In 2008, Fearnside published an article in an academic journal, Oecologia Australis, titled, “Hydroelectric Dams as ‘Methane Factories’: The Role of Reservoirs in Tropical Forest Areas as Sources of Greenhouse Gases.” In the article, Fearnside put forth credible evidence that some large hydroelectric projects in tropical locations spew greenhouse gas emissions equivalent to that of large, coal-fired power plants. Around the same time, other scientists around the world launched new studies that supported the conclusions of Fearnside and his colleagues.

Over the past 20 years, international studies of dams and their reservoirs confirmed in dozens of peer-reviewed research papers that dams and reservoirs are net contributors to climate change.

What Is the Future of Dams in a Hot, Chaotic World?

Built during the Depression at fire-sale prices, the construction of Hoover Dam launched what would become the largest construction firms in the United States . Southern Paiute ancestral lands, Nevada. Photo: Carol M. Highsmith

In 2016, the climate cost of large dams was further affirmed when an international team of scientists synthesized dozens of studies from around the planet indicating that methane emissions from dams and reservoirs have been widely ignored and dramatically underestimated.

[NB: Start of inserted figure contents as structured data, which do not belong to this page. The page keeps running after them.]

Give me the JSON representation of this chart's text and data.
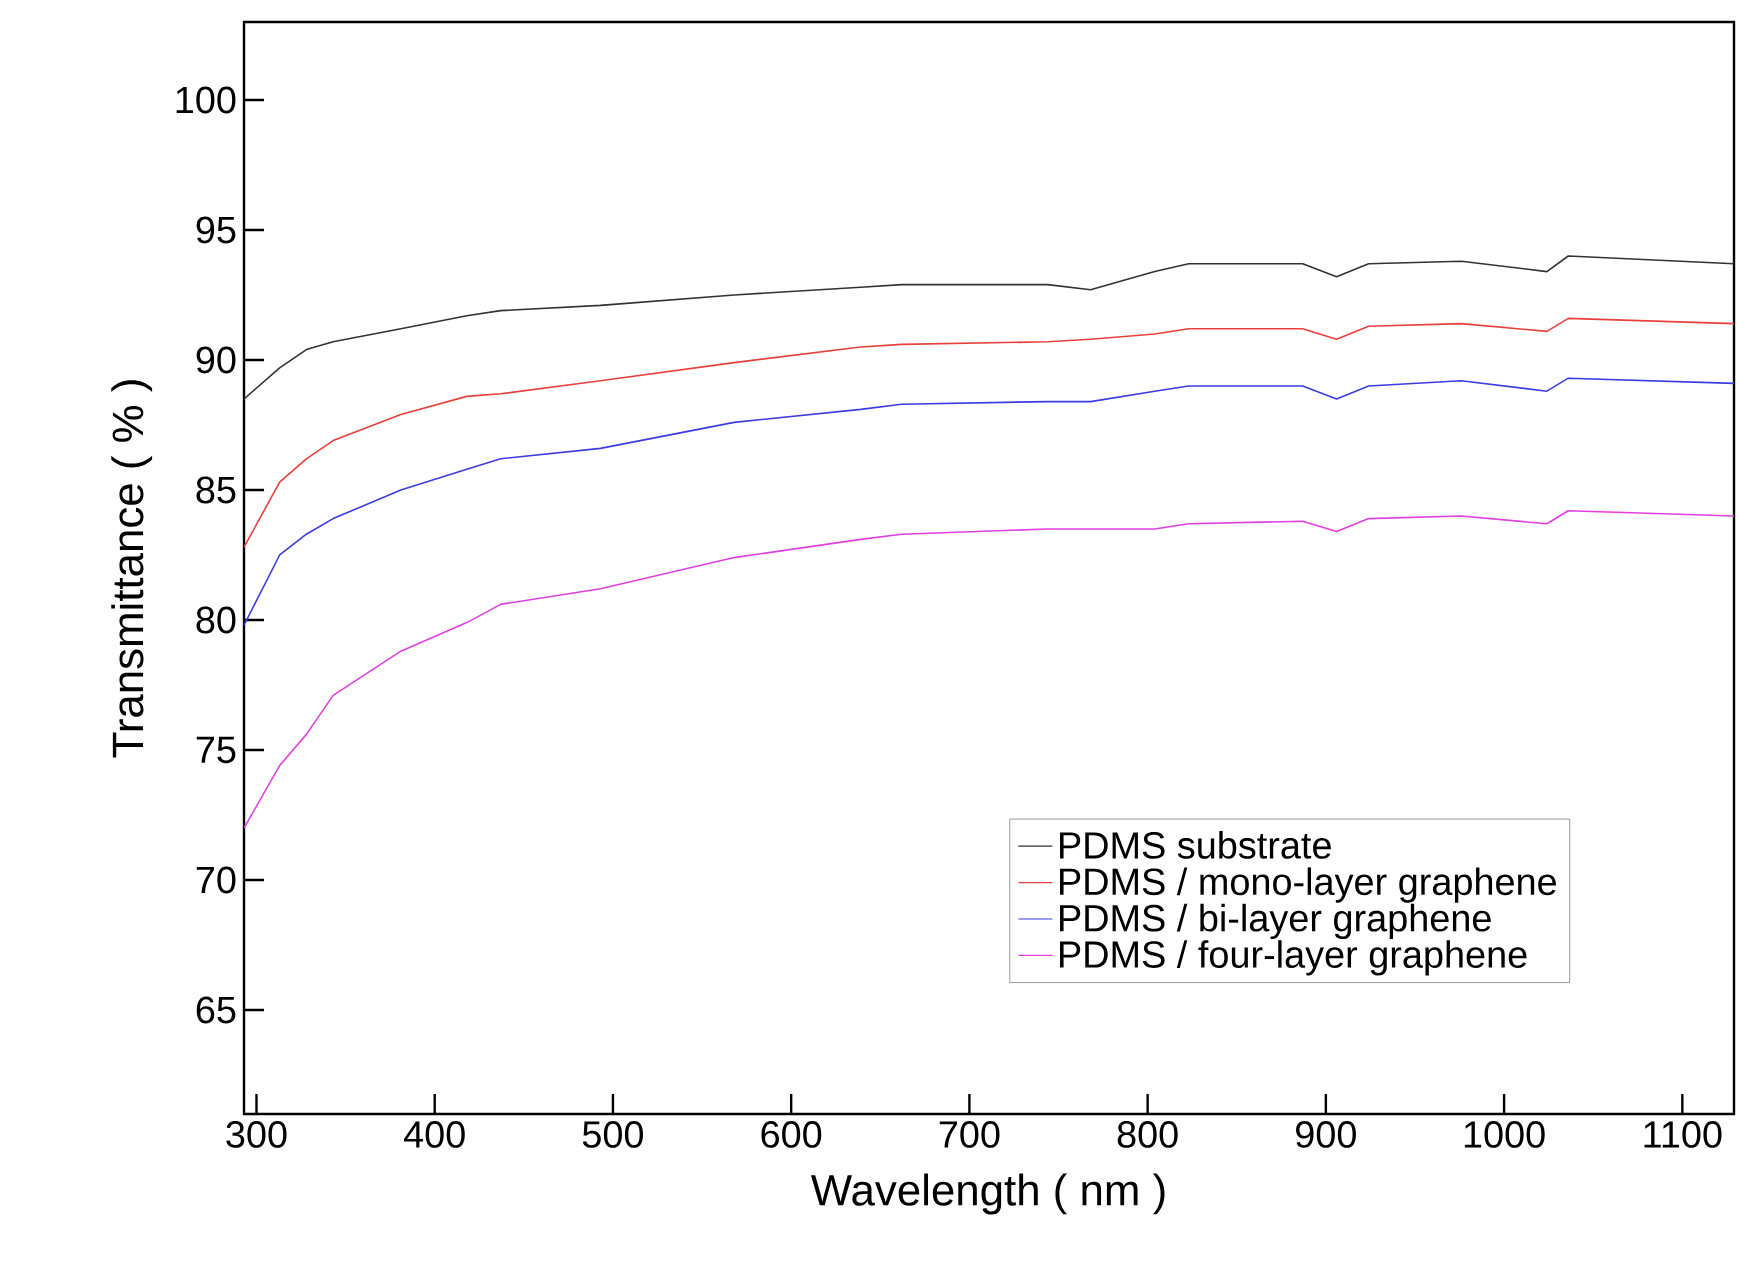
{
  "chart_data": {
    "type": "line",
    "xlabel": "Wavelength ( nm )",
    "ylabel": "Transmittance ( % )",
    "x": [
      293,
      313,
      328,
      343,
      381,
      418,
      437,
      493,
      568,
      639,
      662,
      744,
      768,
      804,
      823,
      887,
      906,
      924,
      976,
      1024,
      1036,
      1129
    ],
    "series": [
      {
        "name": "PDMS substrate",
        "color": "#333333",
        "values": [
          88.5,
          89.7,
          90.4,
          90.7,
          91.2,
          91.7,
          91.9,
          92.1,
          92.5,
          92.8,
          92.9,
          92.9,
          92.7,
          93.4,
          93.7,
          93.7,
          93.2,
          93.7,
          93.8,
          93.4,
          94.0,
          93.7
        ]
      },
      {
        "name": "PDMS / mono-layer graphene",
        "color": "#e8403c",
        "values": [
          82.8,
          85.3,
          86.2,
          86.9,
          87.9,
          88.6,
          88.7,
          89.2,
          89.9,
          90.5,
          90.6,
          90.7,
          90.8,
          91.0,
          91.2,
          91.2,
          90.8,
          91.3,
          91.4,
          91.1,
          91.6,
          91.4
        ]
      },
      {
        "name": "PDMS / bi-layer graphene",
        "color": "#3c3ce0",
        "values": [
          79.8,
          82.5,
          83.3,
          83.9,
          85.0,
          85.8,
          86.2,
          86.6,
          87.6,
          88.1,
          88.3,
          88.4,
          88.4,
          88.8,
          89.0,
          89.0,
          88.5,
          89.0,
          89.2,
          88.8,
          89.3,
          89.1
        ]
      },
      {
        "name": "PDMS / four-layer graphene",
        "color": "#e040e0",
        "values": [
          72.0,
          74.4,
          75.6,
          77.1,
          78.8,
          79.9,
          80.6,
          81.2,
          82.4,
          83.1,
          83.3,
          83.5,
          83.5,
          83.5,
          83.7,
          83.8,
          83.4,
          83.9,
          84.0,
          83.7,
          84.2,
          84.0
        ]
      }
    ],
    "xlim": [
      293,
      1129
    ],
    "ylim": [
      61,
      103
    ],
    "xticks": [
      300,
      400,
      500,
      600,
      700,
      800,
      900,
      1000,
      1100
    ],
    "yticks": [
      65,
      70,
      75,
      80,
      85,
      90,
      95,
      100
    ],
    "grid": false,
    "legend": "bottom right",
    "marker": "none",
    "line_style": "solid"
  }
}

Published in BioScience, the article, titled, “Greenhouse Gas Emissions from Reservoir Water Surfaces: A New Global Synthesis,” was funded by the US Army Corps of Engineers, the Environmental Protection Agency, and the National Science Foundation. The study made international news and recommended that the United Nation’s Intergovernmental Panel on Climate Change (IPCC) revise its calculations and include dams and reservoirs’ significant emissions in climate change scenarios.

Part of the “global synthesis” service, this seminal paper provides an inventory of almost 270 dams worldwide and their estimated methane emissions. Included were Glen Canyon Dam and Reservoir Powell, and Hoover Dam and Reservoir Mead. Per megawatt hour of electricity produced, Powell emits an estimated 228.8 kilograms of carbon dioxide equivalent. Mead spews 1,079 kilograms per megawatt hour. For comparison’s sake, per megawatt hour, an average-sized, gas-fired electricity generating plant emits 407 kilograms of greenhouse gases. According to a report commissioned by the Glen Canyon Institute, from 2010 to 2014, Glen Canyon Dam averaged 4.08 million megawatt hours of power production annually. Do the math: multiplied by the estimate of emissions of methane in the Global Synthesis study, the clean, green hydropower coming out of Reservoir Powell produces 933 million kilograms of carbon dioxide equivalent greenhouse gas in the form of methane each year, equal to the climate cost of 205,000 cars on the road over the same time span.